The results were clear: The fish are getting disturbed.

  • The "Hangover" Effect: The study found that if a lot of boats passed by earlier in the evening, the fish sang much quieter later on. It's as if the noise gave them a headache or scared them away, so they lost their voice or left the room.
  • The "Shouting Match" Failure: In 2022, when the fish were singing loudly and a boat came by, the total sound level actually dropped. This is a huge clue. If the fish were shouting louder to compete with the boat, the total noise would have gone up. Since it went down, it means the fish either stopped singing, sang much softer, or swam away from the microphone.
  • The Overlap: The boats are there almost all the time. In peak spawning season, boats were detected in over 30% of the recordings, and on some days, the bay was 100% covered in boat noise. The fish have very few quiet moments to sing.

4. Why This Matters: A Broken Love Connection

Imagine you are trying to propose to your partner, but every time you speak, a loud siren goes off.

  • If you stop talking because you can't be heard, your partner never hears the proposal.
  • If you leave the room because it's too loud, you never get the chance to meet.

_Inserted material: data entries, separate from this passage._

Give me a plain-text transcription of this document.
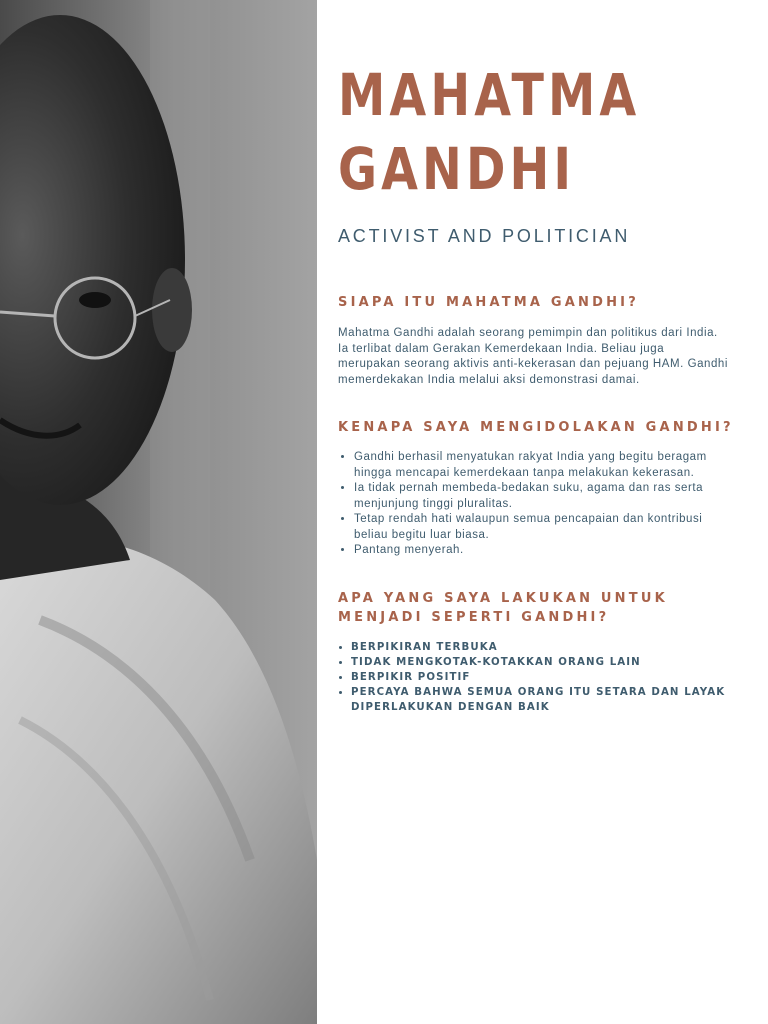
MAHATMA
GANDHI
ACTIVIST AND POLITICIAN
SIAPA ITU MAHATMA GANDHI?

Mahatma Gandhi adalah seorang pemimpin dan politikus dari India. Ia terlibat dalam Gerakan Kemerdekaan India. Beliau juga merupakan seorang aktivis anti-kekerasan dan pejuang HAM. Gandhi memerdekakan India melalui aksi demonstrasi damai.

KENAPA SAYA MENGIDOLAKAN GANDHI?
• Gandhi berhasil menyatukan rakyat India yang begitu beragam hingga mencapai kemerdekaan tanpa melakukan kekerasan.
• Ia tidak pernah membeda-bedakan suku, agama dan ras serta menjunjung tinggi pluralitas.
• Tetap rendah hati walaupun semua pencapaian dan kontribusi beliau begitu luar biasa.
• Pantang menyerah.
APA YANG SAYA LAKUKAN UNTUK MENJADI SEPERTI GANDHI?
• BERPIKIRAN TERBUKA
• TIDAK MENGKOTAK-KOTAKKAN ORANG LAIN
• BERPIKIR POSITIF
• PERCAYA BAHWA SEMUA ORANG ITU SETARA DAN LAYAK DIPERLAKUKAN DENGAN BAIK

For the Red Drum, this isn't just annoying; it's a reproductive crisis. If the males can't be heard, they can't find mates. If they can't find mates, the population shrinks. The study suggests that the constant noise pollution is essentially "jamming" their dating app.

5. The Twist: They Don't Just Shout Louder

You might think, "Well, maybe they just get louder!" (This is called the Lombard Effect—like people shouting at a rock concert).

  • Some animals do this. But the Red Drum in this study generally didn't. Instead of turning up the volume, they turned down the volume or left the area.
  • The researchers noted that in some cases, the fish might be trying to compensate, but the boat noise is just so overwhelming that even if they tried to shout, their signal would still be drowned out. It's like trying to whisper a secret during a thunderstorm; no matter how hard you try, the storm wins.

The Bottom Line

This paper tells us that the Red Drum fish in Florida are living in a world that is becoming too loud for their love songs. The boats are so frequent and so loud that the fish are either getting scared into silence or swimming away from their own spawning grounds.

The Takeaway: Just as we need quiet libraries for studying, these fish need quiet bays for reproducing. If we want to keep the Red Drum population healthy, we need to manage the noise in our coastal waters, or we risk silencing their future.